I’m at the Best Friends Forever Conference in Pennsylvania, taking a quick break from the talks. I have to say that this is one of the best seminars I’ve attended: the quality of the talks is outstanding. Suzanne Hetts gave one today that was fantastic: absolutely the best organized and most informative talk on what dominance is and isn’t that I’ve heard. I couldn’t begin to summarize it all, but here is some especially useful information from it, based on common mythologies that people have about dominance.
Common Underlying Assumptions about Dominance, from Suzanne Hetts:
I. Most (all?) interactions between dogs are competitive (going out the door first, who gets the toy, etc.). Is this true? No, it’s not. The fact is, many interactions between dogs are not competitive. A great example is the tug game. Some people argue that you have to ‘win’ or the dog won’t respect you, yet many dogs love to play tug for the sake of playing tug and will give you back the toy if you drop it. Suzanne showed a video of one of her dog repeatedly giving the toy back to her husband, Dan, clearly in hopes that he would continue the game. That’s exactly how Hope plays with me BUT not how he plays with Willie. I don’t think Hope is “playing” tug with Willie, I think he simply wants the toy for himself. He grabs it closer and closer to Willie’s mouth, and if he gets it he takes it away. However, Willie and Lassie played tug for long periods of time, both holding only the very end of the toy, giving it back to one another if necessary. Conclusion: some interactions may be competitive, but lots and lots of them aren’t.

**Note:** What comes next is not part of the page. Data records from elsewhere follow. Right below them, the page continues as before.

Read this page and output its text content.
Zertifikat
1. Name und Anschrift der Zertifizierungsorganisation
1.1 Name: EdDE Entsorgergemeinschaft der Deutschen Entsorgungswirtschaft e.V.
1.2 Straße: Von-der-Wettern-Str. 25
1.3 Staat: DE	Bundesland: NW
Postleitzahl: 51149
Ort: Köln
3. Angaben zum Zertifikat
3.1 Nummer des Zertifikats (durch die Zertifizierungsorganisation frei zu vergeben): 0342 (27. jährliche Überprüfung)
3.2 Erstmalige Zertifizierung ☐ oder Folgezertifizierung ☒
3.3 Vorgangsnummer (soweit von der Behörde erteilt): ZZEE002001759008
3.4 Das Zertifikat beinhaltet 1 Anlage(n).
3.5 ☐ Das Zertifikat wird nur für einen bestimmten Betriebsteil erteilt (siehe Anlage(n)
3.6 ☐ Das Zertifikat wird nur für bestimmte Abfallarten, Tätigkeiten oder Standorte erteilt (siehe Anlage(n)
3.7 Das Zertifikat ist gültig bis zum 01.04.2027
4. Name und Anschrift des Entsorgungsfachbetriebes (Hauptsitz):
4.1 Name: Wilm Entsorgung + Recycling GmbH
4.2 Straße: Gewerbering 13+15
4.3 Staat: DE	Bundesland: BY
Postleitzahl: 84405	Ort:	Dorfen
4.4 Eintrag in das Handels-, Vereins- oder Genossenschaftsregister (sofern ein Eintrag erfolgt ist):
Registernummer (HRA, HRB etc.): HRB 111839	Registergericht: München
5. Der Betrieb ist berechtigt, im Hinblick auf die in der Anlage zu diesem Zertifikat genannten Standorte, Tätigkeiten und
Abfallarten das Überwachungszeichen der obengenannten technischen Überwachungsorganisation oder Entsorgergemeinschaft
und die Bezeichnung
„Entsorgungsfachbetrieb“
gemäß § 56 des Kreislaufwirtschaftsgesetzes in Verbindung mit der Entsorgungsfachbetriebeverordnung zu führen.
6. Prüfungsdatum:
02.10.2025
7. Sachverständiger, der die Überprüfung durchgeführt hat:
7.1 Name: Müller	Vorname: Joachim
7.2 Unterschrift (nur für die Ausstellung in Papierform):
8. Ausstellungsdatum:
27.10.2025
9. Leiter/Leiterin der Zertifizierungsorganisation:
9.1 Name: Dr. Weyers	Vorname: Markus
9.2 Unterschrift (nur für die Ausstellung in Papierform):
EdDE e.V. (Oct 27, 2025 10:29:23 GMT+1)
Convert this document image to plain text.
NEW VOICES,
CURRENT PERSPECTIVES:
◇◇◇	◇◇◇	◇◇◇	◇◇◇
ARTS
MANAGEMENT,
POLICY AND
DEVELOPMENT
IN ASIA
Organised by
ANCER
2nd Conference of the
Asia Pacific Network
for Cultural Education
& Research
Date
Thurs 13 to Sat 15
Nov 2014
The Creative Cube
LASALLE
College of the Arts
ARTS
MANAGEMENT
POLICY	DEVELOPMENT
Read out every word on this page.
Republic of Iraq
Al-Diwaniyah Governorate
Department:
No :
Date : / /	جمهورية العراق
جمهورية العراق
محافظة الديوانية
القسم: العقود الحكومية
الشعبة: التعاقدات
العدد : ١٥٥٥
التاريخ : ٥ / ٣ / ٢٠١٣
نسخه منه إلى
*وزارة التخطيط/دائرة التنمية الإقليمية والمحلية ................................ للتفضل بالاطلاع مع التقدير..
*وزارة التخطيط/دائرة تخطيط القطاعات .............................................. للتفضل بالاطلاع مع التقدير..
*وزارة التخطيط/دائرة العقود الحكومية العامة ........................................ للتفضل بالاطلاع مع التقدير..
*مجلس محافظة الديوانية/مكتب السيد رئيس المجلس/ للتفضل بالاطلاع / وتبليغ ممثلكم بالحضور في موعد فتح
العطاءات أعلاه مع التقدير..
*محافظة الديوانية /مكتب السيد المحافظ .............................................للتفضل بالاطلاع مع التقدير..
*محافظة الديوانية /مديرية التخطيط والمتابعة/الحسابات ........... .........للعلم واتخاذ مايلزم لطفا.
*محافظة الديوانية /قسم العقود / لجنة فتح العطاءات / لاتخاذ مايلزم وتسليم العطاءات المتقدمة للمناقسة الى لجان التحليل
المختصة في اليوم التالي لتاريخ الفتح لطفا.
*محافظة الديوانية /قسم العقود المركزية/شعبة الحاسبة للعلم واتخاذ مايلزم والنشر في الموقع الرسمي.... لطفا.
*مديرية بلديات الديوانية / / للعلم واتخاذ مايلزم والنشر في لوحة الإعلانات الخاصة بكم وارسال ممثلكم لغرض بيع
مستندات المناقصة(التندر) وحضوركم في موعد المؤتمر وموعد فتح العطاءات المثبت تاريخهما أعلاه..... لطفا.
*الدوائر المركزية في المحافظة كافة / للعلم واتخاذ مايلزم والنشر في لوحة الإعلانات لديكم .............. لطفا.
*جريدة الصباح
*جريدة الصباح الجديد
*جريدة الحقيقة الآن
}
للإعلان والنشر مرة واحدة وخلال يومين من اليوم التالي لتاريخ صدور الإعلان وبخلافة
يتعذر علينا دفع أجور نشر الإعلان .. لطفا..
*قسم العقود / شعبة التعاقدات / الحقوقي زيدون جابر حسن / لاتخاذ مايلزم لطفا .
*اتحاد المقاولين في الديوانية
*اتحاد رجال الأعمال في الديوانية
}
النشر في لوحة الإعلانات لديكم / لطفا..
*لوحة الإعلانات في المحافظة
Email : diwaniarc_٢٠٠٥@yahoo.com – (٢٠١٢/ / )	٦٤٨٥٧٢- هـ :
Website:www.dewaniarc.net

II. Dominance is about Control and “Obedience.” The confusion between ‘dominance’ and ‘obedience’ is pervasive, but they are NOT the same thing. “Dominance” is about who wins a competitive interaction over something that both individuals want, not about responding to a cue or “command.” Calling your dog to come has absolutely nothing to do with ‘social dominance,’ whether the dog comes or not! Confusing those concepts has caused a lot of problems in the dog training world, not to mention to lots of dogs.
III. All dogs are social climbers and are always ready to challenge others (humans or dogs) for social rank. Not true again. First, many people argue reasonably that we know little about “dominance” between 2 species. As used in science, it is between animals of the same species. Second, Suzanne argued, that if anything, most domestic dogs are predisposed to take a subordinate role to humans. We could talk about this aspect for hours (and pages), but she made several excellent points in relation to it. If this hangs you up, ask anyone if they would take a real bone away from a wolf. And as importantly, it is simply not true that all animals of a social group “want” to be high ranking. There are many costs to being in a high social rank, and many benefits to being a subordinate.
IV. Some dogs are just “dominant.” Whoa, careful here again. Dominance is a descriptor of a relationship, not a personality or an individual. If you have 2 individuals and a piece of food between them that they both want, one individual would be described as “dominant” if he or she gets the food 20 out of 20 trials. That’s all the concept meant as it was and IS used in science. What’s often not considered by the general public and advocates of “getting dominance” over your dog, is that it is context dependent. Indiv A might get the bone every time, but Indiv B might get the sleeping place. Motivation and context is everything, and behavior in one context does NOT necessarily predict behavior in another.
I could go on, but better get back to the conference. Most importantly, Suzanne did an excellent job of advocating for people in the dog world to be able to talk about the concept knowledgeably, to avoid polarized conversations that only divide and confuse, to use terms with precision and knowledge, and to avoid repeating assumptions. She advocating for people on both ends of the extremes on this issue to take a deep breath (my words) and educate themselves about what science tells us about social relationships. Here here.
Before I go, here’s a photo I took the day before I left, of Hope’s new friend, Lily, a young Dogo Argentino (sp?), who tends to lie down every time she meets puppies and young children. Clearly she is trying to exert her dominance here! Lily and Hope couldn’t play, because she had just had minor surgery, but I suspect rollicksome play is in their future.